En psychologie, on parle de dissonance cognitive.

C’est ça : je suis atteinte en permanence de dissonance cognitive.

On me dit que je suis « de droite ». Et comment le nier, puisque je travaille (avec bonheur, comble du comble !) pour un parti politique qui est classé à droite de l’échiquier politique ? Et (je m’enfonce), je fais plus qu’y travailler et m’y sentir professionnellement très heureuse : j’en partage les vues, pour l’essentiel, concernant les thématiques qui me tiennent à cœur et pour la défense desquelles j’y ai été engagée.

 

Je viens d’écrire « j’y ai été engagée ». Ce n’est pas tout-à-fait exact. La réalité, c’est que j’y ai été « détachée » lorsque l’atmosphère fut devenue pour moi irrespirable au sein de la Haute École où j’enseignais depuis dix ans. Je ne suis pas près d’oublier les attaques que j’ai subies, dès le lendemain (oui, littéralement le lendemain) de la décapitation de Samuel Paty, pour avoir manifesté publiquement ma solidarité avec cet enseignant victime d’un islamiste. Je ne suis pas près d’oublier non plus ni les silences, ni les abandons, ni le chœur de ceux et celles (ah ! la sacro-sainte « sororité »...) qui, dans mon dos, suggéraient que tout de même, ceux qui me calomniaient, me menaçaient et me livraient ce faisant à la vindicte n’avaient peut-être pas tout-à-fait tort, sur le fond, puisqu’après tout j’étais une laïque « radicale », probablement « islamophobe »…

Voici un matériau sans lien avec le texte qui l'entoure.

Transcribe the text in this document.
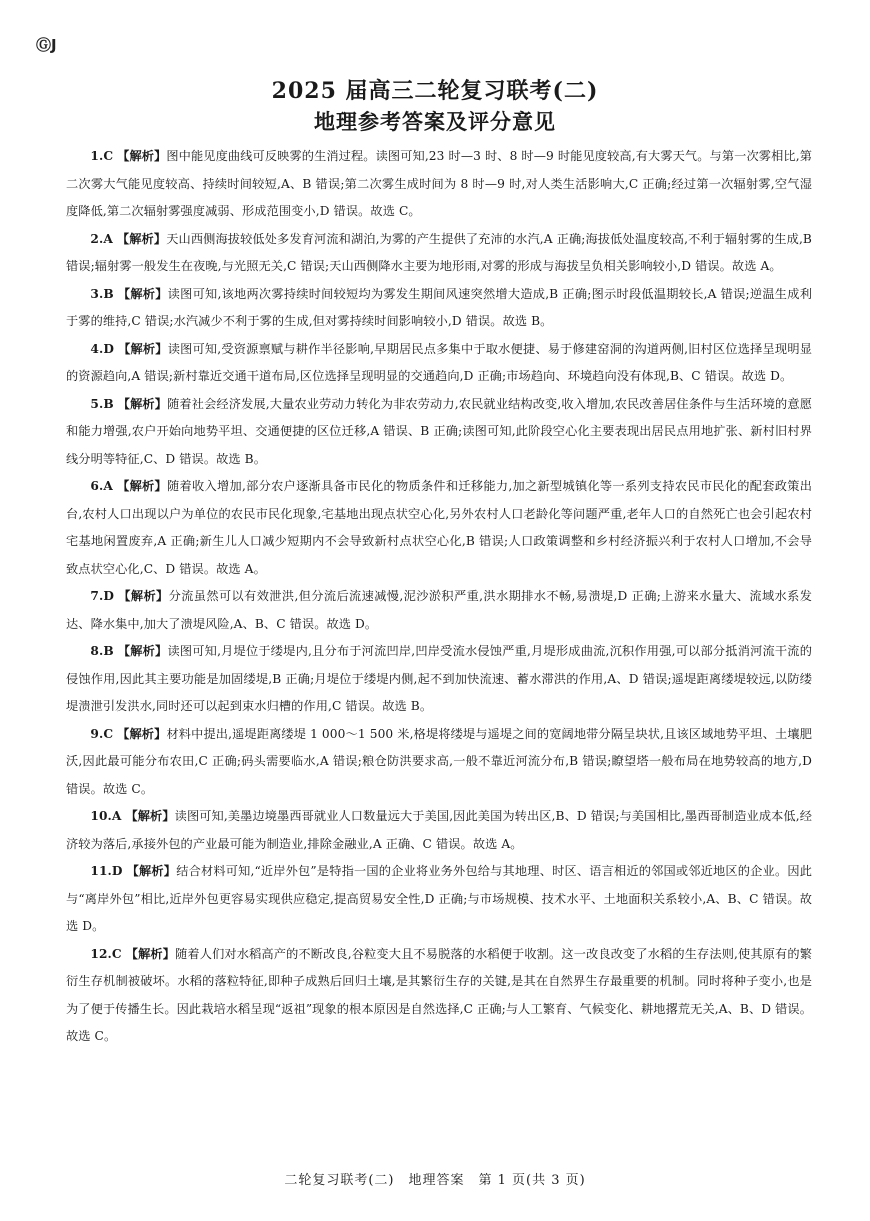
ⒼJ
2025 届高三二轮复习联考(二)
地理参考答案及评分意见

1.C 【解析】图中能见度曲线可反映雾的生消过程。读图可知,23 时—3 时、8 时—9 时能见度较高,有大雾天气。与第一次雾相比,第二次雾大气能见度较高、持续时间较短,A、B 错误;第二次雾生成时间为 8 时—9 时,对人类生活影响大,C 正确;经过第一次辐射雾,空气湿度降低,第二次辐射雾强度减弱、形成范围变小,D 错误。故选 C。

2.A 【解析】天山西侧海拔较低处多发育河流和湖泊,为雾的产生提供了充沛的水汽,A 正确;海拔低处温度较高,不利于辐射雾的生成,B 错误;辐射雾一般发生在夜晚,与光照无关,C 错误;天山西侧降水主要为地形雨,对雾的形成与海拔呈负相关影响较小,D 错误。故选 A。

3.B 【解析】读图可知,该地两次雾持续时间较短均为雾发生期间风速突然增大造成,B 正确;图示时段低温期较长,A 错误;逆温生成利于雾的维持,C 错误;水汽减少不利于雾的生成,但对雾持续时间影响较小,D 错误。故选 B。

4.D 【解析】读图可知,受资源禀赋与耕作半径影响,早期居民点多集中于取水便捷、易于修建窑洞的沟道两侧,旧村区位选择呈现明显的资源趋向,A 错误;新村靠近交通干道布局,区位选择呈现明显的交通趋向,D 正确;市场趋向、环境趋向没有体现,B、C 错误。故选 D。

5.B 【解析】随着社会经济发展,大量农业劳动力转化为非农劳动力,农民就业结构改变,收入增加,农民改善居住条件与生活环境的意愿和能力增强,农户开始向地势平坦、交通便捷的区位迁移,A 错误、B 正确;读图可知,此阶段空心化主要表现出居民点用地扩张、新村旧村界线分明等特征,C、D 错误。故选 B。

6.A 【解析】随着收入增加,部分农户逐渐具备市民化的物质条件和迁移能力,加之新型城镇化等一系列支持农民市民化的配套政策出台,农村人口出现以户为单位的农民市民化现象,宅基地出现点状空心化,另外农村人口老龄化等问题严重,老年人口的自然死亡也会引起农村宅基地闲置废弃,A 正确;新生儿人口减少短期内不会导致新村点状空心化,B 错误;人口政策调整和乡村经济振兴利于农村人口增加,不会导致点状空心化,C、D 错误。故选 A。

7.D 【解析】分流虽然可以有效泄洪,但分流后流速减慢,泥沙淤积严重,洪水期排水不畅,易溃堤,D 正确;上游来水量大、流域水系发达、降水集中,加大了溃堤风险,A、B、C 错误。故选 D。

8.B 【解析】读图可知,月堤位于缕堤内,且分布于河流凹岸,凹岸受流水侵蚀严重,月堤形成曲流,沉积作用强,可以部分抵消河流干流的侵蚀作用,因此其主要功能是加固缕堤,B 正确;月堤位于缕堤内侧,起不到加快流速、蓄水滞洪的作用,A、D 错误;遥堤距离缕堤较远,以防缕堤溃泄引发洪水,同时还可以起到束水归槽的作用,C 错误。故选 B。

9.C 【解析】材料中提出,遥堤距离缕堤 1 000～1 500 米,格堤将缕堤与遥堤之间的宽阔地带分隔呈块状,且该区域地势平坦、土壤肥沃,因此最可能分布农田,C 正确;码头需要临水,A 错误;粮仓防洪要求高,一般不靠近河流分布,B 错误;瞭望塔一般布局在地势较高的地方,D 错误。故选 C。

10.A 【解析】读图可知,美墨边境墨西哥就业人口数量远大于美国,因此美国为转出区,B、D 错误;与美国相比,墨西哥制造业成本低,经济较为落后,承接外包的产业最可能为制造业,排除金融业,A 正确、C 错误。故选 A。

11.D 【解析】结合材料可知,“近岸外包”是特指一国的企业将业务外包给与其地理、时区、语言相近的邻国或邻近地区的企业。因此与“离岸外包”相比,近岸外包更容易实现供应稳定,提高贸易安全性,D 正确;与市场规模、技术水平、土地面积关系较小,A、B、C 错误。故选 D。

12.C 【解析】随着人们对水稻高产的不断改良,谷粒变大且不易脱落的水稻便于收割。这一改良改变了水稻的生存法则,使其原有的繁衍生存机制被破坏。水稻的落粒特征,即种子成熟后回归土壤,是其繁衍生存的关键,是其在自然界生存最重要的机制。同时将种子变小,也是为了便于传播生长。因此栽培水稻呈现“返祖”现象的根本原因是自然选择,C 正确;与人工繁育、气候变化、耕地撂荒无关,A、B、D 错误。故选 C。

二轮复习联考(二)　地理答案　第 1 页(共 3 页)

Trois ans plus tard, et alors que la justice, jusqu’ici, m’a donné raison à chacun des trois jugements qu’elle a prononcés, personne, de mes anciens collègues ni de ma direction d’alors, n’est revenu vers moi. Personne.

Ces choses-là ne s’oublient pas.

 

Heureusement, j’ai pu bénéficier de cette porte de sortie, qui m’a fait arriver au MR. Après avoir été professeur de morale pendant vingt ans, maître-assistante en philosophie pendant dix ans, j’entamais ainsi la troisième phase de ma vie professionnelle, celle de conseillère dans un parti politique de droite !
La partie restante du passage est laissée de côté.